However, dybbuks proved to be only half of Hode's concerns. The question Dusha had raised kept pushing itself into her mind as well: was being short-weighted on an order of flour enough to justify drenching Koppel's house? Both problems festered until Hode found herself discussing them with her sister Frumke the Letterwriter over the washline a few days later. Deep in speculation they were startled by Dusha's rather silent approach, a fact that later troubled them even more than her comments. No one had ever missed Dusha's approach before. "Things are worse than I thought! Ber is gloating all over town that he's one up on Koppel and Koppel is furious. Koppel has threatened not to sell Ber even a pinch of flour again. Those two are going to kill each other if someone doesn't intervene! So much hate means a lot of missing money. And a lot of missing money means illegal business. It's awful!" Without waiting for a response Dusha rolled on, eyes bright, head still lolling.

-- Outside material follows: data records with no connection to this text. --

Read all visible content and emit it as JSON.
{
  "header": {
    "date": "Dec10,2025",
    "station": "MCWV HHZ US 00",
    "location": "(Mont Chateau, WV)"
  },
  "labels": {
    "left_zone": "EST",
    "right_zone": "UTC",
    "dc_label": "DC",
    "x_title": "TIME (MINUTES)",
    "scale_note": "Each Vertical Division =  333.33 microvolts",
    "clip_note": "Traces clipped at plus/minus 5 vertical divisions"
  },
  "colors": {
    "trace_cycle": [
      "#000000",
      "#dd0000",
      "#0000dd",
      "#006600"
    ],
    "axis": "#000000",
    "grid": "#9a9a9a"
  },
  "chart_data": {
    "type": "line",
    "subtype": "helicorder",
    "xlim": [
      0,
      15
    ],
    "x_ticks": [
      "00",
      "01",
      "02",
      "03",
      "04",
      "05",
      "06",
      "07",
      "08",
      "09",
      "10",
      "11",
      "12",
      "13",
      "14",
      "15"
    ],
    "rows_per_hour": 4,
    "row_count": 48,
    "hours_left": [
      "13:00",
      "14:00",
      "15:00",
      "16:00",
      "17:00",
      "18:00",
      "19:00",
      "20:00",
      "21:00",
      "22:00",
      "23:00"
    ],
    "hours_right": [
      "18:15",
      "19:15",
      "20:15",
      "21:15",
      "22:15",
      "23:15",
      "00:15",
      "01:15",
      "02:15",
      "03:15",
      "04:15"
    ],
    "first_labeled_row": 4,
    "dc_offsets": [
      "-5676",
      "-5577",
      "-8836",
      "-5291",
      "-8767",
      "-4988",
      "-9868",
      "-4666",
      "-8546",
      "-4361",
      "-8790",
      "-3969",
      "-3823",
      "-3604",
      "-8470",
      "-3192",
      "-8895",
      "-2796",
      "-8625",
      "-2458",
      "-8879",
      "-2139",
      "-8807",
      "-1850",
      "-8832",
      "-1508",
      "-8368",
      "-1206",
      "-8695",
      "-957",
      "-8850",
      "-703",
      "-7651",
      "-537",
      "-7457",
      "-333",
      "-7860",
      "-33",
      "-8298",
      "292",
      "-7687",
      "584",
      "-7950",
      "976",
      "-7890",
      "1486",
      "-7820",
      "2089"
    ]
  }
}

That settled it. Dusha must be possessed; her thinking was ridiculous. If gloating lead to murder then most of David-Horodok would already be dead. Hode and Frumke parted, determined to drop the matter. But being human, the women went home and talked with their husbands anyway. The test, it was gradually decided, lay in whether Koppel or Ber had spent more money lately than seemed reasonable. Soon the question of Ber's and Koppel's finances were being discussed by most of the town, with Dusha mindlessly repeating her suspicions to anyone who would listen. One person remembered that Malka Chanis had ordered a new set of chairs from Warsaw only two months ago. Warsaw prices were high, much higher than what local carpenters charged. Another volunteered that Koppel had brought his samovar in for repairs only a few days ago. Both things cost money. Some Horodokers saw guilt. Others shook their heads in disgust. What did chairs and samovars prove? Koppel and his wife could have savings.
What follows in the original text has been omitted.